There is no doubt Nick Clegg has succeeded in stabilising his party. When he took over the leadership of the Liberal Democrats in December 2007 he was the fourth leader in less than three years.
But at a time of great public disillusion with the two established parties, the Liberal Democrats remain becalmed at around 20 per cent in the polls. And there are some in the party who blame Clegg himself for the failure to break through.
“I think, and I feel many people do, that Nick’s leadership has just been too bland, he’s not been bold enough in advancing liberal values,” says Simon Titley, Co-Editor of The Liberator magazine, a critic from the left of the party.
From the right, Mark Littlewood, head of media for the Lib Dems between 2004 and 2007, says: “The party is in a comfort zone, it talks about risks and radicalism but it isn’t very radical and it isn’t very risky.”
Clegg rejects this.
“I think we’ve been very bold on the big issues that have dominated politics over the last couple of years,” he said.
“If you look at the expenses scandal, under my leadership the Liberal Democrats have clearly distinguished ourselves as a party which is much more outspoken on the big changes that are needed.”
But Littlewood argues that David Cameron beat him to the punch over expenses, showing greater readiness to be brutal with his own troops. And he criticizes Clegg for failing to face down his own party over the abolition of tuition fees.
“My guess is that Nick Clegg would have wanted to ditch this policy if he entirely had his own way. But…he may have actually been defeated on the conference floor. So, what’s actually emerged from this is a bit of a fudge.”
“You’ve got to bring people along with you,” responds Clegg.
“Leadership is not about having trench warfare with your own people. It’s persuading them of your point of view, and then leading.”
He insists the abolition of tuition fees remains Liberal Democrat policy, but in phasing the abolition over six years the party is simply responding to the new economic reality.
Former Liberal Democrat leader Paddy Ashdown believes Clegg has shown steady, determined leadership which leaves the party well placed as the election campaign begins. He rejects suggestions the party should be adopting a bolder, more insurgent approach.
“You can have one of these things or the other,” he said.

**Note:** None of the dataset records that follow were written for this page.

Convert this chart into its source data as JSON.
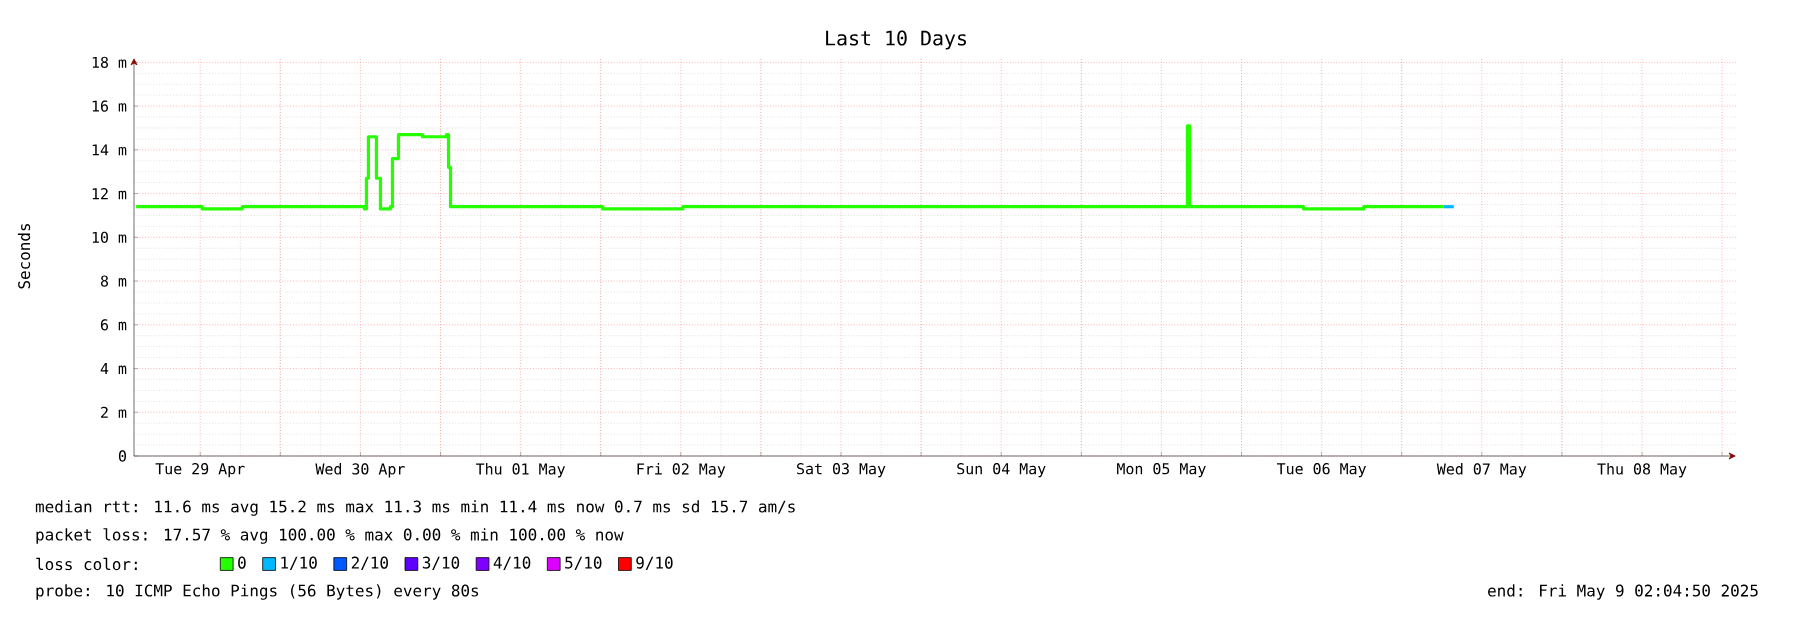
{
  "chart_data": {
    "type": "step",
    "title": "Last 10 Days",
    "ylabel": "Seconds",
    "x": [
      "2025-04-29T02:24",
      "2025-04-29T12:18",
      "2025-04-29T18:18",
      "2025-04-30T00:18",
      "2025-04-30T06:18",
      "2025-04-30T12:36",
      "2025-04-30T12:54",
      "2025-04-30T13:12",
      "2025-04-30T14:06",
      "2025-04-30T14:24",
      "2025-04-30T15:00",
      "2025-04-30T16:30",
      "2025-04-30T16:48",
      "2025-04-30T17:24",
      "2025-04-30T17:42",
      "2025-04-30T21:18",
      "2025-05-01T00:54",
      "2025-05-01T01:12",
      "2025-05-01T01:30",
      "2025-05-01T12:18",
      "2025-05-02T00:18",
      "2025-05-02T12:18",
      "2025-05-03T00:18",
      "2025-05-03T12:18",
      "2025-05-04T00:18",
      "2025-05-04T12:18",
      "2025-05-05T00:18",
      "2025-05-05T15:36",
      "2025-05-05T15:54",
      "2025-05-05T16:12",
      "2025-05-06T00:18",
      "2025-05-06T09:18",
      "2025-05-06T18:18",
      "2025-05-07T00:18",
      "2025-05-07T06:18",
      "2025-05-07T07:48"
    ],
    "series": [
      {
        "name": "0",
        "color": "#26ff00",
        "values": [
          11.4,
          11.3,
          11.4,
          11.4,
          11.4,
          11.3,
          12.7,
          14.6,
          14.6,
          12.7,
          11.3,
          11.4,
          13.6,
          13.6,
          14.7,
          14.6,
          14.7,
          13.2,
          11.4,
          11.4,
          11.3,
          11.4,
          11.4,
          11.4,
          11.4,
          11.4,
          11.4,
          11.4,
          15.1,
          11.4,
          11.4,
          11.3,
          11.4,
          11.4,
          11.4,
          null
        ]
      },
      {
        "name": "1/10",
        "color": "#00b8ff",
        "values": [
          null,
          null,
          null,
          null,
          null,
          null,
          null,
          null,
          null,
          null,
          null,
          null,
          null,
          null,
          null,
          null,
          null,
          null,
          null,
          null,
          null,
          null,
          null,
          null,
          null,
          null,
          null,
          null,
          null,
          null,
          null,
          null,
          null,
          null,
          11.4,
          11.4
        ]
      },
      {
        "name": "2/10",
        "color": "#0059ff",
        "values": [
          null,
          null,
          null,
          null,
          null,
          null,
          null,
          null,
          null,
          null,
          null,
          null,
          null,
          null,
          null,
          null,
          null,
          null,
          null,
          null,
          null,
          null,
          null,
          null,
          null,
          null,
          null,
          null,
          null,
          null,
          null,
          null,
          null,
          null,
          null,
          null
        ]
      },
      {
        "name": "3/10",
        "color": "#5e00ff",
        "values": [
          null,
          null,
          null,
          null,
          null,
          null,
          null,
          null,
          null,
          null,
          null,
          null,
          null,
          null,
          null,
          null,
          null,
          null,
          null,
          null,
          null,
          null,
          null,
          null,
          null,
          null,
          null,
          null,
          null,
          null,
          null,
          null,
          null,
          null,
          null,
          null
        ]
      },
      {
        "name": "4/10",
        "color": "#7e00ff",
        "values": [
          null,
          null,
          null,
          null,
          null,
          null,
          null,
          null,
          null,
          null,
          null,
          null,
          null,
          null,
          null,
          null,
          null,
          null,
          null,
          null,
          null,
          null,
          null,
          null,
          null,
          null,
          null,
          null,
          null,
          null,
          null,
          null,
          null,
          null,
          null,
          null
        ]
      },
      {
        "name": "5/10",
        "color": "#dd00ff",
        "values": [
          null,
          null,
          null,
          null,
          null,
          null,
          null,
          null,
          null,
          null,
          null,
          null,
          null,
          null,
          null,
          null,
          null,
          null,
          null,
          null,
          null,
          null,
          null,
          null,
          null,
          null,
          null,
          null,
          null,
          null,
          null,
          null,
          null,
          null,
          null,
          null
        ]
      },
      {
        "name": "9/10",
        "color": "#ff0000",
        "values": [
          null,
          null,
          null,
          null,
          null,
          null,
          null,
          null,
          null,
          null,
          null,
          null,
          null,
          null,
          null,
          null,
          null,
          null,
          null,
          null,
          null,
          null,
          null,
          null,
          null,
          null,
          null,
          null,
          null,
          null,
          null,
          null,
          null,
          null,
          null,
          null
        ]
      }
    ],
    "legend": "bottom",
    "legend_title": "loss color:",
    "xlim": [
      "2025-04-29T02:05",
      "2025-05-09T02:05"
    ],
    "xticks": [
      {
        "value": "2025-04-29T12:00",
        "label": "Tue 29 Apr"
      },
      {
        "value": "2025-04-30T12:00",
        "label": "Wed 30 Apr"
      },
      {
        "value": "2025-05-01T12:00",
        "label": "Thu 01 May"
      },
      {
        "value": "2025-05-02T12:00",
        "label": "Fri 02 May"
      },
      {
        "value": "2025-05-03T12:00",
        "label": "Sat 03 May"
      },
      {
        "value": "2025-05-04T12:00",
        "label": "Sun 04 May"
      },
      {
        "value": "2025-05-05T12:00",
        "label": "Mon 05 May"
      },
      {
        "value": "2025-05-06T12:00",
        "label": "Tue 06 May"
      },
      {
        "value": "2025-05-07T12:00",
        "label": "Wed 07 May"
      },
      {
        "value": "2025-05-08T12:00",
        "label": "Thu 08 May"
      },
      {
        "value": "2025-04-30T00:00",
        "label": null
      },
      {
        "value": "2025-05-01T00:00",
        "label": null
      },
      {
        "value": "2025-05-02T00:00",
        "label": null
      },
      {
        "value": "2025-05-03T00:00",
        "label": null
      },
      {
        "value": "2025-05-04T00:00",
        "label": null
      },
      {
        "value": "2025-05-05T00:00",
        "label": null
      },
      {
        "value": "2025-05-06T00:00",
        "label": null
      },
      {
        "value": "2025-05-07T00:00",
        "label": null
      },
      {
        "value": "2025-05-08T00:00",
        "label": null
      },
      {
        "value": "2025-05-09T00:00",
        "label": null
      }
    ],
    "ylim": [
      0,
      18.2
    ],
    "yticks": [
      0,
      {
        "value": 2,
        "label": "2 m"
      },
      {
        "value": 4,
        "label": "4 m"
      },
      {
        "value": 6,
        "label": "6 m"
      },
      {
        "value": 8,
        "label": "8 m"
      },
      {
        "value": 10,
        "label": "10 m"
      },
      {
        "value": 12,
        "label": "12 m"
      },
      {
        "value": 14,
        "label": "14 m"
      },
      {
        "value": 16,
        "label": "16 m"
      },
      {
        "value": 18,
        "label": "18 m"
      }
    ],
    "grid": true,
    "annotations": [
      "median rtt:  11.6 ms avg  15.2 ms max  11.3 ms min  11.4 ms now  0.7 ms sd  15.7   am/s",
      "packet loss: 17.57 % avg  100.00 % max  0.00 % min  100.00 % now",
      "probe:       10 ICMP Echo Pings (56 Bytes) every 80s",
      "end: Fri May  9 02:04:50 2025"
    ]
  }
}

“You can either be the insurgency and look to the public at a moment of very difficult judgements to be irresponsible, to be radical, to be ranting, or on the other hand, you can build on what we have spent a very great deal of time building on, which is to make the party appear serious and capable of confronting the issues that now confront us.
“He’s chosen the second of those and I think he’s right.”
Clean cut and presentable, intelligent and personable – Clegg represents the culmination of 20 years during which the party has sought to shed its beards and sandals image; to appear grown, responsible. But critics fear the process may have gone too far.
Simon Titley, who knew Clegg when he was an MEP in Brussels between 1999 and 2005, says he has only seen him truly passionate about one issue – the abolition of fox hunting, which he opposed from a libertarian point of view.
“I could see that he was genuinely angry that this had happened, and it was the only time in a private conversation that I’d seen him really genuinely passionate about a particular issue,” he says.
“I am who I am”, responds Clegg. “I’m not going to try and create synthetic emotions…I think people will know exactly who I am by the time they vote.”
But at a time of rising public anger and hostility towards the political establishment, many in his party will be looking to him to display a little more fire in the belly during the election campaign.